Consolidation makes good business sense in Japanese gangland. The "big three" are tightly organized in a pyramid style, with gangsters paying cuts to their bosses, and their bosses paying increasingly large fees to their overlords. In exchange, members get protection and help in fending off rivals, and can use their affiliation with a major syndicate to pressure extortion victims.
Gangsters in major affiliates can also take bigger risks because they're guaranteed support in jail. Promised cash rewards and promotions after they've done their time, some even carry out revenge hits and then turn themselves in.
The Yamaguchi-gumi's new boss did just that. Shinoda, 63, was convicted of stabbing another gangster to death and served 13 years in prison beginning in the 1970s.
"He did his time quietly," Shinji Ishihara, a former Yamaguchi-gumi gangster who knew him in prison, said. "Prison life is hard. But he was a very patient, very strong man. He was proud of what he had done. He wasn't your average prisoner."

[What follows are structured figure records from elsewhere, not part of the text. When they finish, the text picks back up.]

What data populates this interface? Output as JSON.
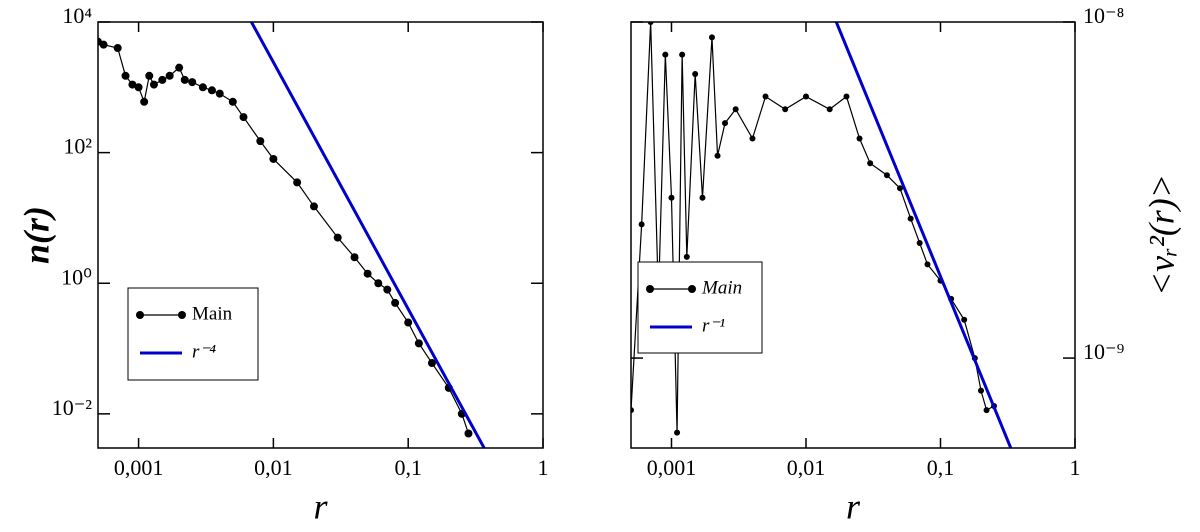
{
  "chart_data": [
    {
      "type": "line",
      "xlabel": "r",
      "ylabel": "n(r)",
      "xscale": "log",
      "yscale": "log",
      "yaxis_side": "left",
      "legend": "lower left",
      "xlim": [
        0.0005,
        1
      ],
      "ylim": [
        0.003,
        10000
      ],
      "xticks": [
        {
          "value": 0.001,
          "label": "0,001"
        },
        {
          "value": 0.01,
          "label": "0,01"
        },
        {
          "value": 0.1,
          "label": "0,1"
        },
        1
      ],
      "yticks": [
        {
          "value": 0.01,
          "label": "10⁻²"
        },
        {
          "value": 1,
          "label": "10⁰"
        },
        {
          "value": 100,
          "label": "10²"
        },
        {
          "value": 10000,
          "label": "10⁴"
        }
      ],
      "series": [
        {
          "name": "Main",
          "color": "#000000",
          "marker": true,
          "x": [
            0.0005,
            0.00055,
            0.0007,
            0.0008,
            0.0009,
            0.001,
            0.0011,
            0.0012,
            0.0013,
            0.0015,
            0.0017,
            0.002,
            0.0022,
            0.0025,
            0.003,
            0.0035,
            0.004,
            0.005,
            0.006,
            0.008,
            0.01,
            0.015,
            0.02,
            0.03,
            0.04,
            0.05,
            0.06,
            0.07,
            0.08,
            0.1,
            0.12,
            0.15,
            0.2,
            0.25,
            0.28
          ],
          "values": [
            5000,
            4500,
            4000,
            1500,
            1100,
            1000,
            600,
            1500,
            1100,
            1300,
            1500,
            2000,
            1300,
            1200,
            1000,
            900,
            800,
            600,
            350,
            150,
            80,
            35,
            15,
            5,
            2.5,
            1.4,
            1,
            0.8,
            0.5,
            0.25,
            0.12,
            0.06,
            0.025,
            0.01,
            0.005
          ]
        },
        {
          "name": "r⁻⁴",
          "color": "#0000cc",
          "marker": false,
          "x": [
            0.00687,
            0.366
          ],
          "values": [
            10000,
            0.003
          ]
        }
      ]
    },
    {
      "type": "line",
      "xlabel": "r",
      "ylabel": "<vᵣ²(r)>",
      "xscale": "log",
      "yscale": "log",
      "yaxis_side": "right",
      "legend": "center left",
      "xlim": [
        0.0005,
        1
      ],
      "ylim": [
        5.4e-10,
        1e-08
      ],
      "xticks": [
        {
          "value": 0.001,
          "label": "0,001"
        },
        {
          "value": 0.01,
          "label": "0,01"
        },
        {
          "value": 0.1,
          "label": "0,1"
        },
        1
      ],
      "yticks": [
        {
          "value": 1e-09,
          "label": "10⁻⁹"
        },
        {
          "value": 1e-08,
          "label": "10⁻⁸"
        }
      ],
      "series": [
        {
          "name": "Main",
          "color": "#000000",
          "marker": true,
          "x": [
            0.0005,
            0.0006,
            0.0007,
            0.0008,
            0.0009,
            0.001,
            0.0011,
            0.0012,
            0.0013,
            0.0015,
            0.0017,
            0.002,
            0.0022,
            0.0025,
            0.003,
            0.004,
            0.005,
            0.007,
            0.01,
            0.015,
            0.02,
            0.025,
            0.03,
            0.04,
            0.05,
            0.06,
            0.07,
            0.08,
            0.1,
            0.12,
            0.15,
            0.18,
            0.2,
            0.22,
            0.25
          ],
          "values": [
            7e-10,
            2.5e-09,
            1e-08,
            1.5e-09,
            8e-09,
            3e-09,
            6e-10,
            8e-09,
            2e-09,
            7e-09,
            3e-09,
            9e-09,
            4e-09,
            5e-09,
            5.5e-09,
            4.5e-09,
            6e-09,
            5.5e-09,
            6e-09,
            5.5e-09,
            6e-09,
            4.5e-09,
            3.8e-09,
            3.5e-09,
            3.2e-09,
            2.6e-09,
            2.2e-09,
            1.9e-09,
            1.7e-09,
            1.5e-09,
            1.3e-09,
            1e-09,
            8e-10,
            7e-10,
            7.2e-10
          ]
        },
        {
          "name": "r⁻¹",
          "color": "#0000cc",
          "marker": false,
          "x": [
            0.0168,
            0.333
          ],
          "values": [
            1e-08,
            5.4e-10
          ]
        }
      ]
    }
  ]
}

Before 1992, gangsters made little effort to hide their affiliations.
Police tended to look the other way because of the tacit understanding that the mob would avoid killings outside of their own ranks, and would at times provide authorities with information. Top-level gangsters also often had close ties with business and political leaders.
But the main gangs got too brazen and violent, and after a police officer was shot in Okinawa, authorities cracked down. A registry of gang members was created, surveillance was increased and anti-extortion laws toughened.

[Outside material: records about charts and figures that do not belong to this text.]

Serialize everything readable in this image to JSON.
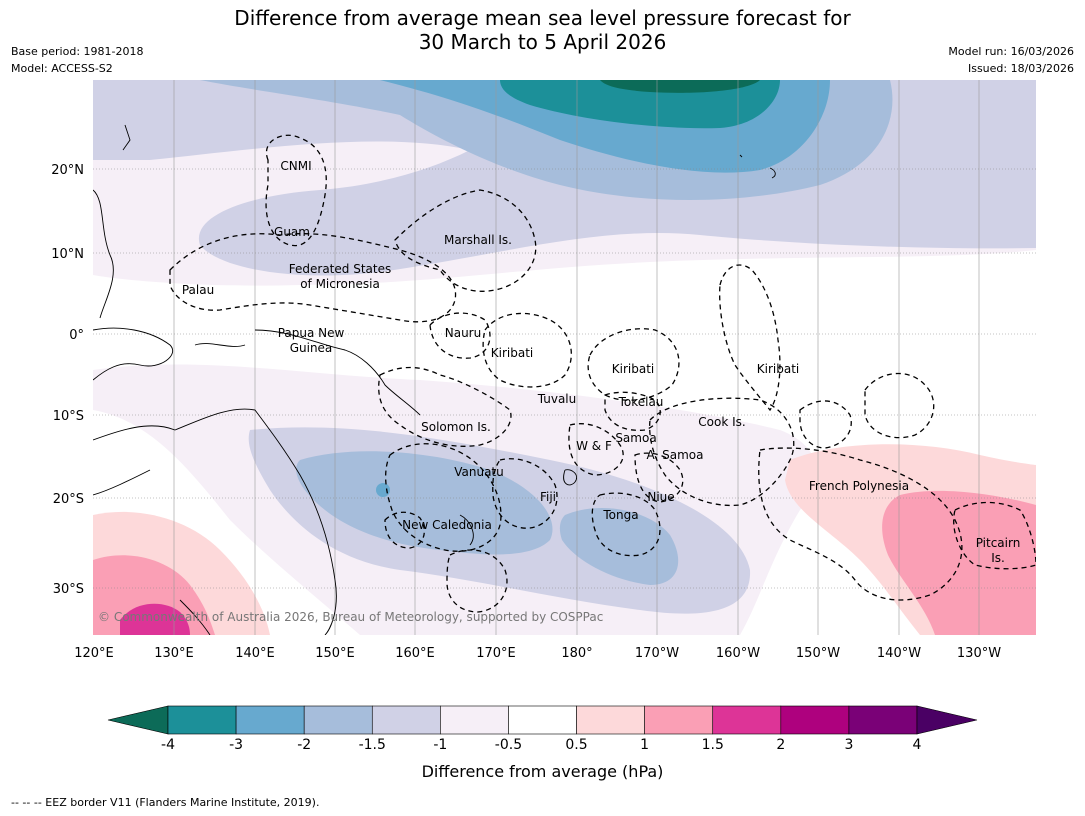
{
  "title_line1": "Difference from average mean sea level pressure forecast for",
  "title_line2": "30 March to 5 April 2026",
  "base_period": "Base period: 1981-2018",
  "model": "Model: ACCESS-S2",
  "model_run": "Model run: 16/03/2026",
  "issued": "Issued: 18/03/2026",
  "copyright": "© Commonwealth of Australia 2026, Bureau of Meteorology, supported by COSPPac",
  "lon_labels": [
    "120°E",
    "130°E",
    "140°E",
    "150°E",
    "160°E",
    "170°E",
    "180°",
    "170°W",
    "160°W",
    "150°W",
    "140°W",
    "130°W"
  ],
  "lat_labels": [
    "20°N",
    "10°N",
    "0°",
    "10°S",
    "20°S",
    "30°S"
  ],
  "regions": {
    "cnmi": "CNMI",
    "guam": "Guam",
    "marshall": "Marshall Is.",
    "fsm1": "Federated States",
    "fsm2": "of Micronesia",
    "palau": "Palau",
    "png1": "Papua New",
    "png2": "Guinea",
    "nauru": "Nauru",
    "kiribati1": "Kiribati",
    "kiribati2": "Kiribati",
    "kiribati3": "Kiribati",
    "tuvalu": "Tuvalu",
    "tokelau": "Tokelau",
    "solomon": "Solomon Is.",
    "cook": "Cook Is.",
    "samoa": "Samoa",
    "wf": "W & F",
    "asamoa": "A. Samoa",
    "vanuatu": "Vanuatu",
    "fiji": "Fiji",
    "niue": "Niue",
    "tonga": "Tonga",
    "newcal": "New Caledonia",
    "frpoly": "French Polynesia",
    "pitcairn1": "Pitcairn",
    "pitcairn2": "Is."
  },
  "colorbar": {
    "ticks": [
      "-4",
      "-3",
      "-2",
      "-1.5",
      "-1",
      "-0.5",
      "0.5",
      "1",
      "1.5",
      "2",
      "3",
      "4"
    ],
    "under_color": "#0c6b58",
    "over_color": "#4a0064",
    "colors": [
      "#1c9099",
      "#67a9cf",
      "#a6bddb",
      "#d0d1e6",
      "#f6eff7",
      "#ffffff",
      "#fdd9da",
      "#fa9fb5",
      "#dd3497",
      "#ae017e",
      "#7a0177"
    ],
    "label": "Difference from average (hPa)"
  },
  "footnote": "--  --  -- EEZ border V11 (Flanders Marine Institute, 2019)."
}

Though still powerful and well-connected, gangsters who had openly flaunted their mob affiliations were forced underground and diversified their operations in the stock and real estate markets -- gray areas where convictions are harder to obtain.
Hoping to gain momentum, the 240,000-strong national force has vowed to renew the pressure and will deploy 10,000 more policemen around Japan over the next three years.